РАССКАЗ
Была темная ночь. Тишина нарушалась только непрерывным шумом реки за аулом. Сабан и Гуйман сидели на земле у плетневой ограды двора и беседовали почти шепотом.
– Чем же я ей не пара?– говорил Гуйман. – Родом я не ниже ее. Богатства, правда, у меня нет, но ведь и она не из богатой семьи.
– Не в том дело,– отвечал Сабан. – Ты пойми: не о богатстве говорю… Ну, подумай, может ли она за такого, как ты, выйти замуж.
– Фу, ты, сгори твоя сакля! Я тебя, Сабан, позвал для того, чтобы ты, как полагается по обычаю, передал отцу моему, что я жениться хочу, и просил бы его засватать мне, а ты… черт знает, что болтаешь. Ну, скажи, почему бы ей не выйти за меня? А? Что я? Паршивый, что ли, или вонючий? Уж говори откровенно, что ей во мне может не понравиться?
– Ты, голубчик, не сердись. Я тебе как другу говорю. Не пойдет она за тебя, верь мне. Такая девушка пойдет за джигита, а ты… Ну, какой ты жених! Вахлак и больше ничего.
– Вахлак?! – удивился Гуйман.
– Вахлак и есть. Что? Не веришь? Взгляни-ка на себя. Ведь тебе от роду будет лет двадцать, как и мне, а уж ты, смотри, горбиться начинаешь, сутулиться от работы. Конечно, работать похвально, но надо с умом. Все трудятся… Я и сам работаю. Но все находят время и для другого кое-чего, а ты…
– Для чего – другого?
– Мало ли для чего! Ты вот среди сверстников бываешь? Ты с кем водишься? Ни с кем. Даже со мной редко… Вечно ты с волами, с арбой, с топором и лопатой. Хорошо, конечно, работать, но надо и друзей помнить.
– Это правда, от сверстников я отстал. Но они, видишь ли… того… одни из них сами много работают, а другие… другие, говорят, дурным делом занимаются.

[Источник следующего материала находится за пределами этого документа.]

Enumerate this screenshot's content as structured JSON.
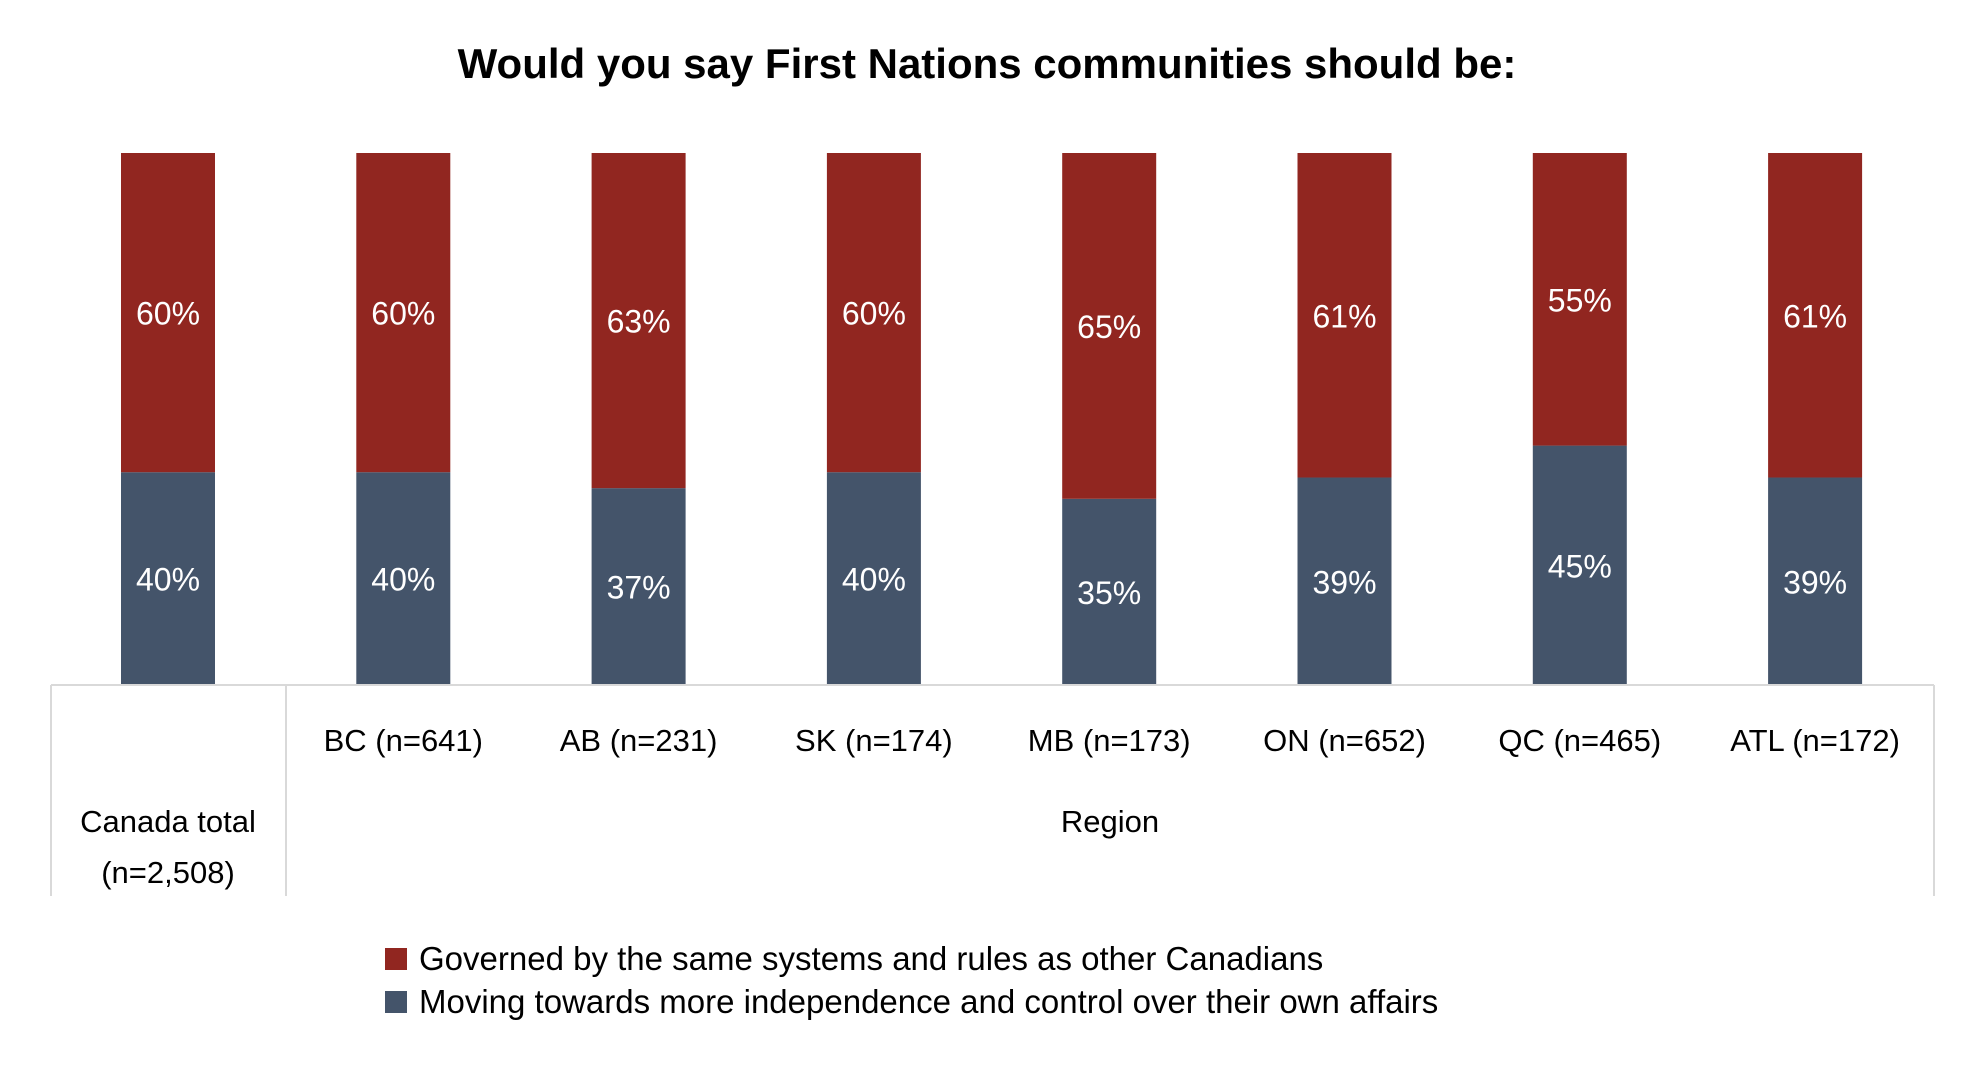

– Хе! – усмехнулся Сабан. – Дурным делом… Эх, Гуйман, Гуйман! Вот тут-то весь ты и сказался. Дурным делом… Наговорили тебе, ты и повторяешь. Какое же это такое – дурное дело?
– Что же хорошего в воровстве? – буркнул Гуйман.
– В воровстве-то? Да, конечно… у кого воруют, тому неважно… А вот кто сам ворует… тому… ничего… хорошо.
– Ну, все-таки… того… воровать скверно… я…
– Знаешь что, – раздраженно перебил его Сабан – Ты говоришь: скверно… А я тебе скажу так: ты вот хочешь сватать девушку, так? Но она за тебя не пойдет, а за конокрада пойдет. Почему? Не потому, что он вор, конокрад… Она этого даже не будет знать… а так вот… посмотрит на вас обоих, да и выберет его, а над тобой только посмеется. И это опять-таки потому, что ты вахлак, а он джигит, стройный, танцор, оружием ловко владеет, таких, как ты, в чашке воды утопит. А не будь он конокрадом, тоже был бы не лучше тебя.
–Гм-м… Ты, брат, шайтан, я вижу.
– Я-то?
– Ишь, как соблазняешь.
–Да я ничего тебе… я только правду говорю.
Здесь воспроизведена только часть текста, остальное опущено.